Show[{ListPlot[dataOrig, 
   PlotStyle -> {PointSize[0.02], GrayLevel[0.8]}], 
  ListPlot[{Sequence @@ pathsOrig}]}, Frame -> True]

enter image description here

Results with the other two sets:

enter image description here

enter image description here

The paths on last image can be somewhat improved by tweaking the parameters of the function PathByNextGoodPoint.

enter image description here


As David G. Stork has pointed out, Nearest Neighbours offer a good method of attack for this problem. Here I've not implemented a full NN chain approach but something a little more basic which gets most of the way there.

I'm using a 'dumb' NN but with a distance function that only allows points to be connected to another point one x-distance away, this works because your data are on a regular grid.

First I just pad the data into a full {x,y} format:

    p1 = Flatten[Transpose /@ ({ConstantArray[#[[1]], Length[#[[2]]]], #[[2]]} & /@ 
  L[1]), 1];
    p2 = Flatten[Transpose /@ ({ConstantArray[#[[1]], Length[#[[2]]]], #[[2]]} & /@ 
  L[2]), 1];
    p3 = Flatten[Transpose /@ ({ConstantArray[#[[1]], Length[#[[2]]]], #[[2]]} & /@ 
  L[3]), 1];

Then using the following distance function:

   distM[{u_, v_}, {x_, y_}] := With[{pen = 10}, 
     If[Round[10 (u - x)] == -1, Abs[v - y], pen]
   ];
   distP[{u_, v_}, {x_, y_}] := With[{pen = 10}, 
     If[Round[10 (u - x)] == 1, Abs[v - y], pen]
   ];

   nf1 = Nearest[p1, DistanceFunction -> distM];

   Graphics[{Point@p1, Line /@ Flatten[Transpose /@ ({ConstantArray[#[[1]], Length[#[[2]]]], #[[2]]} & /@Transpose[{p1, (nf1[#, {1, 1}] & /@ p1)}]), 1]}, opts]

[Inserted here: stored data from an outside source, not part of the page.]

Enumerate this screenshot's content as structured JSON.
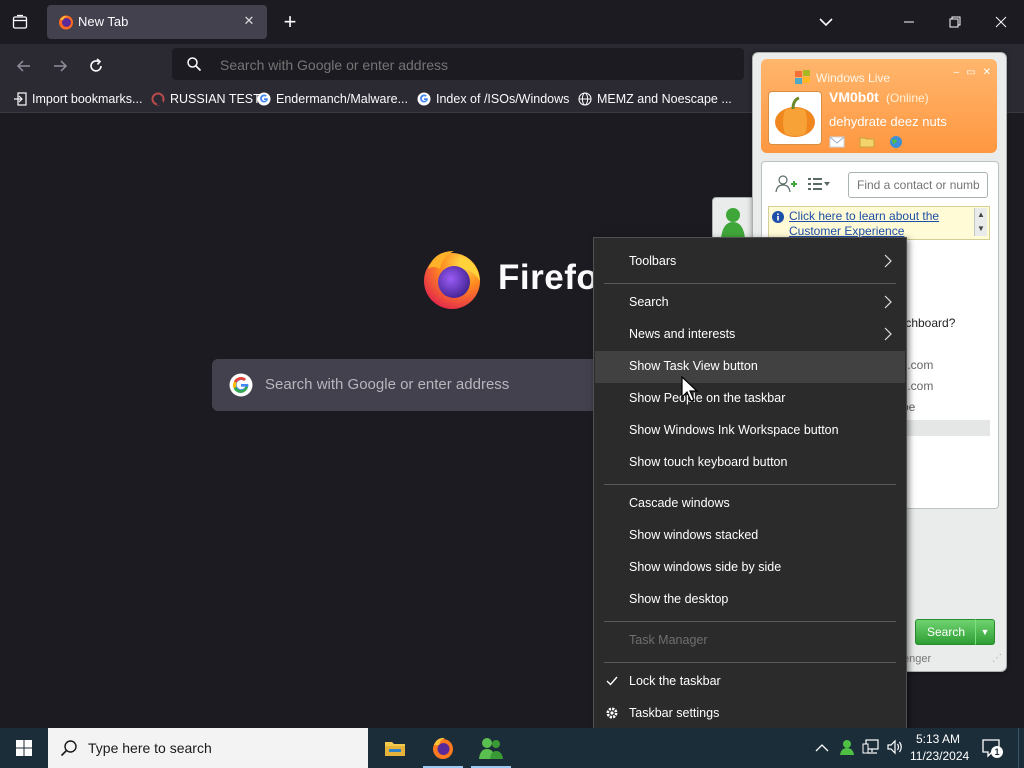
{
  "firefox": {
    "tab_title": "New Tab",
    "urlbar_placeholder": "Search with Google or enter address",
    "bookmarks": [
      {
        "label": "Import bookmarks...",
        "icon": "import-icon"
      },
      {
        "label": "RUSSIAN TEST",
        "icon": "site-favicon"
      },
      {
        "label": "Endermanch/Malware...",
        "icon": "google-icon"
      },
      {
        "label": "Index of /ISOs/Windows",
        "icon": "google-icon"
      },
      {
        "label": "MEMZ and Noescape ...",
        "icon": "globe-icon"
      }
    ],
    "wordmark": "Firefox",
    "ntp_search_placeholder": "Search with Google or enter address"
  },
  "messenger": {
    "title": "Windows Live",
    "username": "VM0b0t",
    "status": "(Online)",
    "personal_message": "dehydrate deez nuts",
    "find_placeholder": "Find a contact or number",
    "info_link": "Click here to learn about the Customer Experience",
    "partial_lines": [
      "tchboard?",
      "il.com",
      "il.com",
      "be"
    ],
    "search_button": "Search",
    "footer_partial": "enger"
  },
  "context_menu": {
    "items": [
      {
        "label": "Toolbars",
        "submenu": true
      },
      {
        "label": "Search",
        "submenu": true
      },
      {
        "label": "News and interests",
        "submenu": true
      },
      {
        "label": "Show Task View button",
        "hovered": true
      },
      {
        "label": "Show People on the taskbar"
      },
      {
        "label": "Show Windows Ink Workspace button"
      },
      {
        "label": "Show touch keyboard button"
      },
      {
        "label": "Cascade windows"
      },
      {
        "label": "Show windows stacked"
      },
      {
        "label": "Show windows side by side"
      },
      {
        "label": "Show the desktop"
      },
      {
        "label": "Task Manager",
        "disabled": true
      },
      {
        "label": "Lock the taskbar",
        "checked": true
      },
      {
        "label": "Taskbar settings",
        "icon": "gear-icon"
      }
    ]
  },
  "taskbar": {
    "search_placeholder": "Type here to search",
    "time": "5:13 AM",
    "date": "11/23/2024",
    "notification_count": "1"
  },
  "colors": {
    "firefox_bg": "#1c1b22",
    "firefox_toolbar": "#2b2a33",
    "menu_bg": "#2b2b2b",
    "menu_hover": "#414141",
    "taskbar": "#1c2d3a",
    "messenger_orange": "#ff9740"
  }
}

enter image description here

   nf2 = Nearest[p2, DistanceFunction -> distM];

   Graphics[{Point@p2, Line /@ Flatten[Transpose /@ ({ConstantArray[#[[1]], Length[#[[2]]]], #[[2]]} & /@Transpose[{p2, (nf2[#, {1, 0.15}] & /@ p2)}]), 1]}, opts]

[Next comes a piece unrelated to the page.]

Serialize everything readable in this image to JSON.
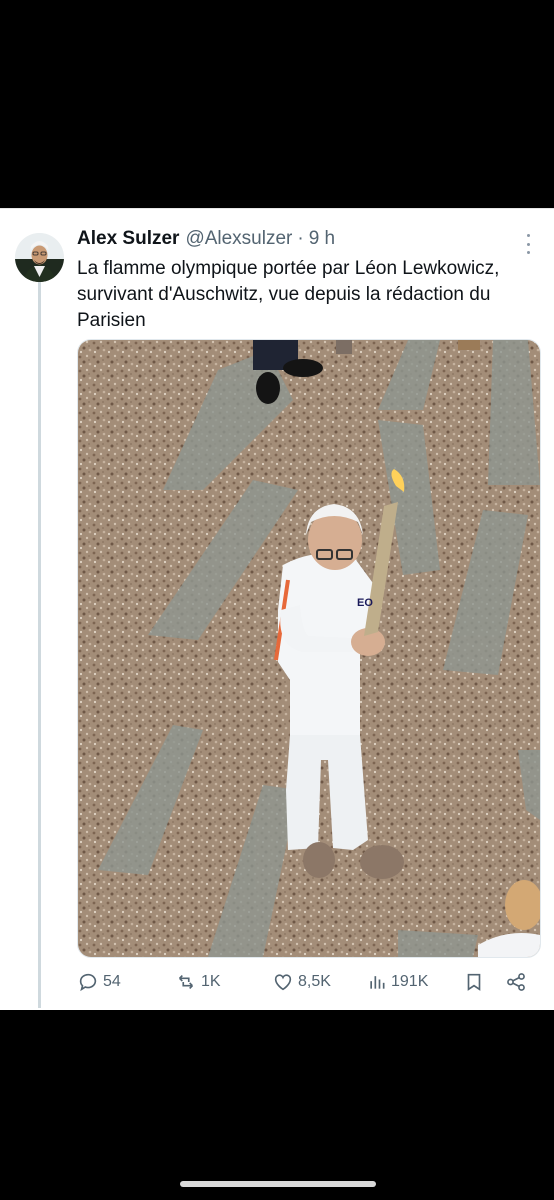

enter image description here

   nf3 = Nearest[p3, DistanceFunction -> distP];

   Graphics[{Point@p3, Line /@ Flatten[Transpose /@ ({ConstantArray[#[[1]], Length[#[[2]]]], #[[2]]} & /@Transpose[{p3, (nf3[#, {1, 1}] & /@ p3)}]), 1]}, opts]

enter image description here

   opts = Sequence[Frame -> True, AspectRatio -> 1/GoldenRatio, 

GridLines -> Automatic, PlotRangePadding -> None];

Imperfect but might serve as a starting point and hopefully shows a few of the possibilities.